Dari berbagai hal, kota ini memang memiliki banyak pesona yang diam-diam menyalakan hasrat hati siapa pun untuk berkunjung. Seperti yang kerap terlihat di layar televisi, pemandangan laut yang dikelilingi bukit-bukit hijau, hamparan pantai yang indah serta warna air laut yang masih biru, memanjakan mata dengan eksotime alam yang relatif masih murni.

Bagi para pelancong sejarah, kota Ambon juga memiliki banyak jejak penting. Sebagaimana kita ketahui, setelah sukses menapaki Malaka pada tahun 1511 masehi, maka target perburuan rempah-rempah orang Portugis berikutnya adalah Kepulauan Maluku, yang di dalamnya termasuk kota Ambon. Portugis sudah mulai mendarat di Maluku pada tahun 1512, tepatnya di Pulau Banda. Kawasan Ambon mulai mereka sentuh pada tahun 1513. Ambon mengabadikan jejak bangsa Portugis dalam beberapa peninggalan sejarah berupa benteng Victoria, benteng Amsterdam, serta berbagai senjata dan perlengkapan benteng yang digunakan pada masa itu.

Maluku secara umum dan Kota Ambon, sudah barang tentu memiliki magnet tersendiri bagi para pebisnis di industri kelautan. Laut Maluku diyakini memiliki potensi hayati yang sangat besar dan beragam, hingga saat ini belum dikelola secara maksimal.

Penulis merasa beruntung dapat berkunjung ke Kota Ambon atas biaya dinas. Ada pekerjaan di kota ini selama 4 hari. Di sela-sela waktu waktu kosong itulah, penulis sempatkan diri mengenali Kota Ambon dengan berjalan kaki dari penginapan. Tentu tidak banyak sudut kota yang bisa dijangkau di tengah kepadatan kegiatan kerja.

Masjid Raya Al Fatah.

Kebetulan tidak jauh dari hotel tempat kami menginap. Sore menjelang maghrib, kami sempatkan diri untuk berkunjung. Masjid yang megah dengan gaya arsitektur Timur Tengah. Dua menara besar di sisi kanan dan kiri masjid, di tengahnya melengkung indah kubah masjid dengan ornamen kuning coklat.

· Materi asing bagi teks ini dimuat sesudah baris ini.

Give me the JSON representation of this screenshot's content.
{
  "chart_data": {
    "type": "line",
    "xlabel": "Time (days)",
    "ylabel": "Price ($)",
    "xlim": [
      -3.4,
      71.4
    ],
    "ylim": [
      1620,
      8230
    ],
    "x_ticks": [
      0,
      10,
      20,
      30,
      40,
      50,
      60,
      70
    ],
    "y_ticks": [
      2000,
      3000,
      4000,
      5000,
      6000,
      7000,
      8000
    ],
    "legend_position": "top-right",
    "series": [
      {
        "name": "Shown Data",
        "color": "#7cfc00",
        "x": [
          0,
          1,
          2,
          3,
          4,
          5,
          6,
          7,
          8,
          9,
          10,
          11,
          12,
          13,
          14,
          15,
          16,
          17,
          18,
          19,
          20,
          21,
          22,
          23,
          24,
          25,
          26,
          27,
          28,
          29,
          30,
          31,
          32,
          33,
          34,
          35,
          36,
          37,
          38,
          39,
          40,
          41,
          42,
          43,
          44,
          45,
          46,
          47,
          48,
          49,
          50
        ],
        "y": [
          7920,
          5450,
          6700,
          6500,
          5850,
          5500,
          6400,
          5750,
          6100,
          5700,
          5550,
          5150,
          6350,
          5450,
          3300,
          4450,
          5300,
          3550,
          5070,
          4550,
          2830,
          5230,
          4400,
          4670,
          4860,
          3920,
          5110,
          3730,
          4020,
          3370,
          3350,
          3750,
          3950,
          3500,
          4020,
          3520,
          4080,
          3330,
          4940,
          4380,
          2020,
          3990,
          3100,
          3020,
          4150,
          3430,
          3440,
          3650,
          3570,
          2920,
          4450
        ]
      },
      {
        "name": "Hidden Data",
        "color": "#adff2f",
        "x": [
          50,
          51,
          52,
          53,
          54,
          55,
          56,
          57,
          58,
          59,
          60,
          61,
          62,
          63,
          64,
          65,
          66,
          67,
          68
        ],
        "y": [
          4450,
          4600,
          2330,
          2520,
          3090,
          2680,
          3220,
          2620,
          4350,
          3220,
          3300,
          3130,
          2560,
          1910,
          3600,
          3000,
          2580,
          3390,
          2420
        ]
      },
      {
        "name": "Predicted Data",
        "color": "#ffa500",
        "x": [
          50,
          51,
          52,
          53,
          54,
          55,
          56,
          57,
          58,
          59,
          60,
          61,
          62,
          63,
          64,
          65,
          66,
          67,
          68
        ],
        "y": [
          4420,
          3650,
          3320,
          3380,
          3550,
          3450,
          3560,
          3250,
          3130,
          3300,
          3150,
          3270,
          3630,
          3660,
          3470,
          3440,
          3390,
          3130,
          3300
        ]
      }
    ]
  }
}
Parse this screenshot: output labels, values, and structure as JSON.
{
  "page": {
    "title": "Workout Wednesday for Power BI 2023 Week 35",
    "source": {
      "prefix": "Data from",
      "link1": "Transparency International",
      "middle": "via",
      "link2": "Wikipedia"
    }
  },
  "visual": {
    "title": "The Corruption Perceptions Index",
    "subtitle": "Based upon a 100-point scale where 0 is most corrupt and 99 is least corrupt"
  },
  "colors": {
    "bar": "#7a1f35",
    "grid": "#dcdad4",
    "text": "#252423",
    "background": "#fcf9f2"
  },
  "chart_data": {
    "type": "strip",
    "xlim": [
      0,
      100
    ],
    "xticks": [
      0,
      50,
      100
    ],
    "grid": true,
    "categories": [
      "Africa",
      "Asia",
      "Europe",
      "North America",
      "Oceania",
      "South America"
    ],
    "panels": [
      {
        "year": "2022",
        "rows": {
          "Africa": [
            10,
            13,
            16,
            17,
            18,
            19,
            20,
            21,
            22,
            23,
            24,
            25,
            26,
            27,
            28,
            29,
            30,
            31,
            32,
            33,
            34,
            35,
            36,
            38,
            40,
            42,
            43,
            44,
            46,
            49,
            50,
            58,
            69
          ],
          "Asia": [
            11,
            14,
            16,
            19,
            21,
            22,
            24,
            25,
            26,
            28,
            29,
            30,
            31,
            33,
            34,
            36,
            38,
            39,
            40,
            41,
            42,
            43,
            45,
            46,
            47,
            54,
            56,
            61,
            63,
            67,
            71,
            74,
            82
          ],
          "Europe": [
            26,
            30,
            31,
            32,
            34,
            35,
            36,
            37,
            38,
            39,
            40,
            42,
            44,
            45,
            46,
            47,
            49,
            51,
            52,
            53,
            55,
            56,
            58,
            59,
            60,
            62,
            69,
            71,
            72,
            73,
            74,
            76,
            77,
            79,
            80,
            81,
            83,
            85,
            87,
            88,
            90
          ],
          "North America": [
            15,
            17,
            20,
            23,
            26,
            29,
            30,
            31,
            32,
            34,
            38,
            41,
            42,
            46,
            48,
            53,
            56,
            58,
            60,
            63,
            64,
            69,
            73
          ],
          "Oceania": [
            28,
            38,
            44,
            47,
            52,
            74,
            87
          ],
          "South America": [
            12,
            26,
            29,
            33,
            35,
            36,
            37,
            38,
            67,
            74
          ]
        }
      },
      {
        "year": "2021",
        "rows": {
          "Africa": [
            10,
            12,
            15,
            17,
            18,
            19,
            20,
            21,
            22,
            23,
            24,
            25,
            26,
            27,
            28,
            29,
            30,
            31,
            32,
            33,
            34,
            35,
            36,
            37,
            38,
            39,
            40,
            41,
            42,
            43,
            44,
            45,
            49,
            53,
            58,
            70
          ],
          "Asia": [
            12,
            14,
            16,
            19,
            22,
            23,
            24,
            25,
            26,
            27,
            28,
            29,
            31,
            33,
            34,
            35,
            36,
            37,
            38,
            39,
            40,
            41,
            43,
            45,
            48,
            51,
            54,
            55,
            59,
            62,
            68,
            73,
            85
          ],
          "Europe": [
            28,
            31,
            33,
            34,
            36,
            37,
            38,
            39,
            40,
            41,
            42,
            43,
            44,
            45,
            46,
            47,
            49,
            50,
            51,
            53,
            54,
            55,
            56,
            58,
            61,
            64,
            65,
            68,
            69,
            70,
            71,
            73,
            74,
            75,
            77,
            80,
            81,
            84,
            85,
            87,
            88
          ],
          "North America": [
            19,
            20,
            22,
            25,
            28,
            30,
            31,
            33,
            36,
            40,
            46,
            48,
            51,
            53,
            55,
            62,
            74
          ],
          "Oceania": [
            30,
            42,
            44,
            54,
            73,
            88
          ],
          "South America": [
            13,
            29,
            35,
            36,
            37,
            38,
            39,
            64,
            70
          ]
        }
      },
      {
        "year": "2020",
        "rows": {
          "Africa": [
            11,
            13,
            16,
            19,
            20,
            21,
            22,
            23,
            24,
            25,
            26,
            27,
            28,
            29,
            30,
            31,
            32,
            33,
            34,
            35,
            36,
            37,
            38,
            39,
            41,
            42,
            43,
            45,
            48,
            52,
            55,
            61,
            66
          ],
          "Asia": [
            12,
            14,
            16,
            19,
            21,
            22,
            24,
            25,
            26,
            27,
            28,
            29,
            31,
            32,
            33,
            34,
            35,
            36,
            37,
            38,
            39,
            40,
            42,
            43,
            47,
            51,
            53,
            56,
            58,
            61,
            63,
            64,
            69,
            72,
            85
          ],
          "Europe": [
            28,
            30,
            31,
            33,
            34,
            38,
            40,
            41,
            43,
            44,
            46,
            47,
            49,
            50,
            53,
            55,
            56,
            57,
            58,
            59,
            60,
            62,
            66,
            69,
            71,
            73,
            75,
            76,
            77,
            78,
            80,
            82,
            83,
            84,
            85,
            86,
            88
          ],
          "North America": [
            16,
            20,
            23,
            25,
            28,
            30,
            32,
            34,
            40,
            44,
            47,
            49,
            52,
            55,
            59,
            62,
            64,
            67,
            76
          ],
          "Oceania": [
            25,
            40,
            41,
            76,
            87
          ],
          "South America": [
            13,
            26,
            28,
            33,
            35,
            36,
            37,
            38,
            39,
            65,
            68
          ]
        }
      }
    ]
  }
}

Masjid Raya Al Fatah di Kota Ambon - Foto oleh M. Hilal / Sabili.id

Masjid ini memang menjadi salah satu ikon Kota Ambon dan menjadi tujuan wisata religi yang kerap menjadi target utama kunjungan para wisatawan. Bukan sekedar untuk mengagumi keindahan dan kemegahannya, banyak juga pelancong yang menyempatkan diri untuk mampir ke masjid ini karena pertimbangan sejarah.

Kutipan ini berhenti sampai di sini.